Uber licencie 3500 personnes en trois minutes par visioconférence [Vidéo]

Le leader de la réservation de voitures avec chauffeurs a décidé de supprimer 14% de ses effectifs soit 3500 collaborateurs exerçant des tâches administratives

Uber licencie 3.500 personnes par visioconférence en raison du Covid-19

Les salariés concernés, qui ont donc appris en direct et sans avertissement préalable qu'il s'agissait de leur "dernier jour de travail", sont essentiellement ceux du service clients, et non les chauffeurs des services Uber. "Un licenciement express puisque le géant du VTC a renvoyé ses salariés en seulement trois minutes". "Personne ne veut être dans un appel vidéo comme ça", concède-t-elle la gorge serrée. Mais sur les réseaux sociaux, les personnes sont révoltées.

La responsable poursuit, visiblement très émue: "Je sais que c'est incroyablement dur à entendre".

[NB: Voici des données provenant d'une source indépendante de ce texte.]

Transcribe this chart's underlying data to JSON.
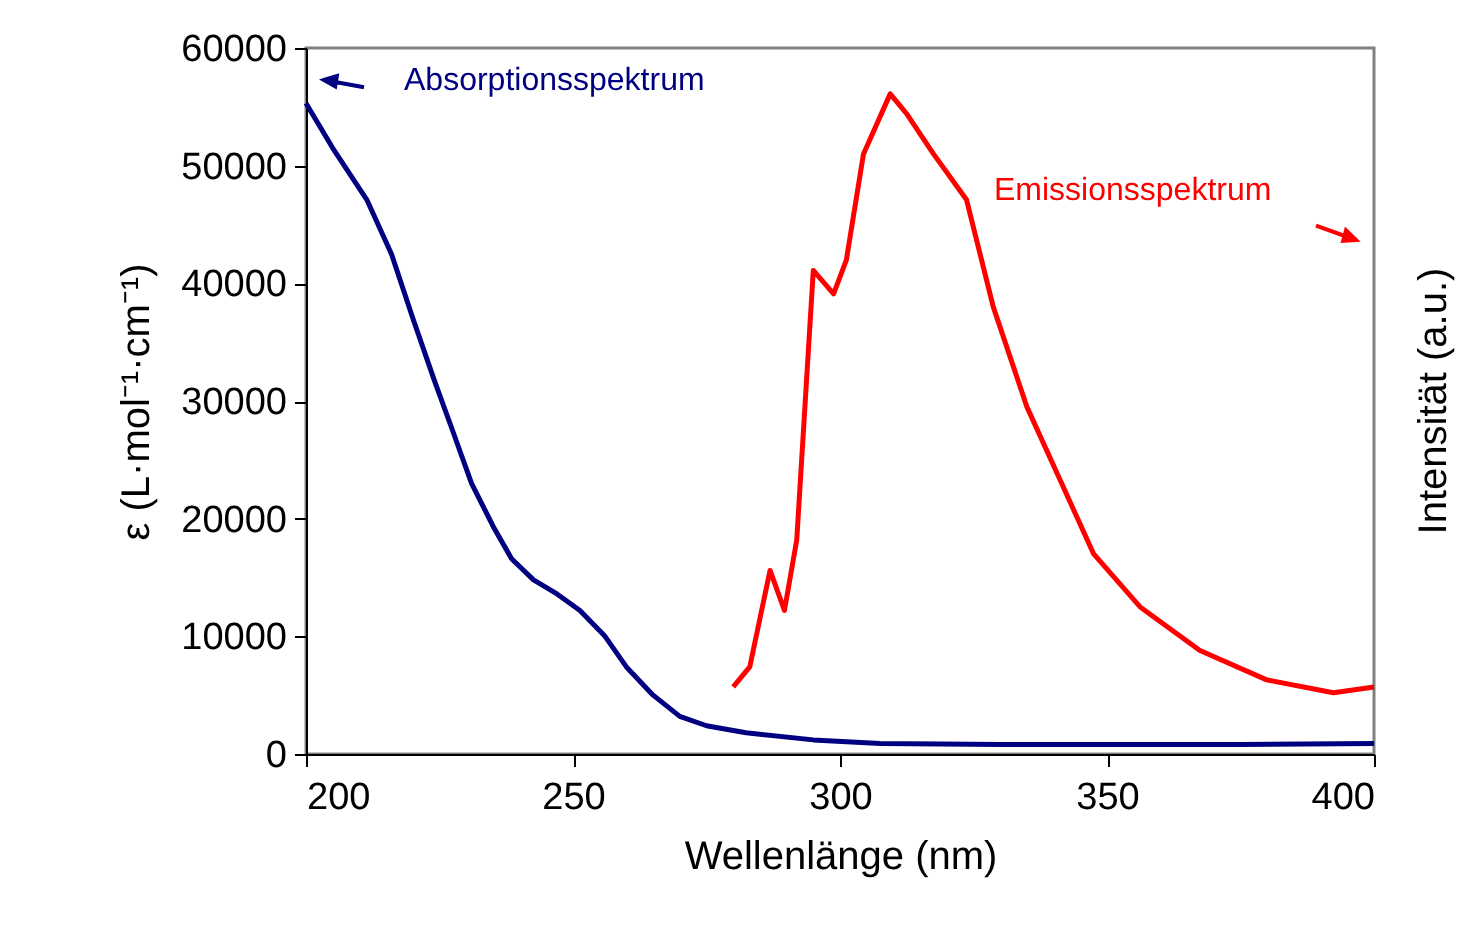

Dans des images diffusées par CBS News, on peut voir la responsable du service clientèle de Uber au bord des larmes, à l'issue de cette annonce qui concernait, d'après la chaîne d'information américaine, environ 3 700 salariés administratifs. Mais avec tout le monde à distance et pour un changement de cette ampleur, nous nous devions de vous prévenir le plus vite possible, afin que vous ne l'appreniez pas par des sources extérieures. "Je voulais par ailleurs vous donner cette nouvelle en personne afin d'avoir un bref moment pour vous remercier tous de ce que vous avez fait pour Uber ", précise-t-elle dans la vidéo. C'est la même méthode qui avait permis à la société de trottinettes électriques Bird, de mettre fin aux contrats de travail de 406 salariés au mois de mars par message vocal pré-enregistrée sur Zoom.

Uber va de nouveau licencier plus 3.000 salariés en raison de l'impact de la pandémie de Covid-19 sur son activité.

Dans son rapport trimestriel, Uber précise avoir perdu près de 3 milliards de dollars et avoir subi une baisse de près de 80 % de ses réservations en avril. Dans une Amérique qui a vu 30 millions de personnes mises au chômage, l'affaire n'a pas fait grand bruit auprès du grand public ou des grands médias. Dans un communiqué, il expliquait: "Nous examinons de nombreux scénarios et à tous les coûts, à la fois variables et fixes, à travers l'entreprise".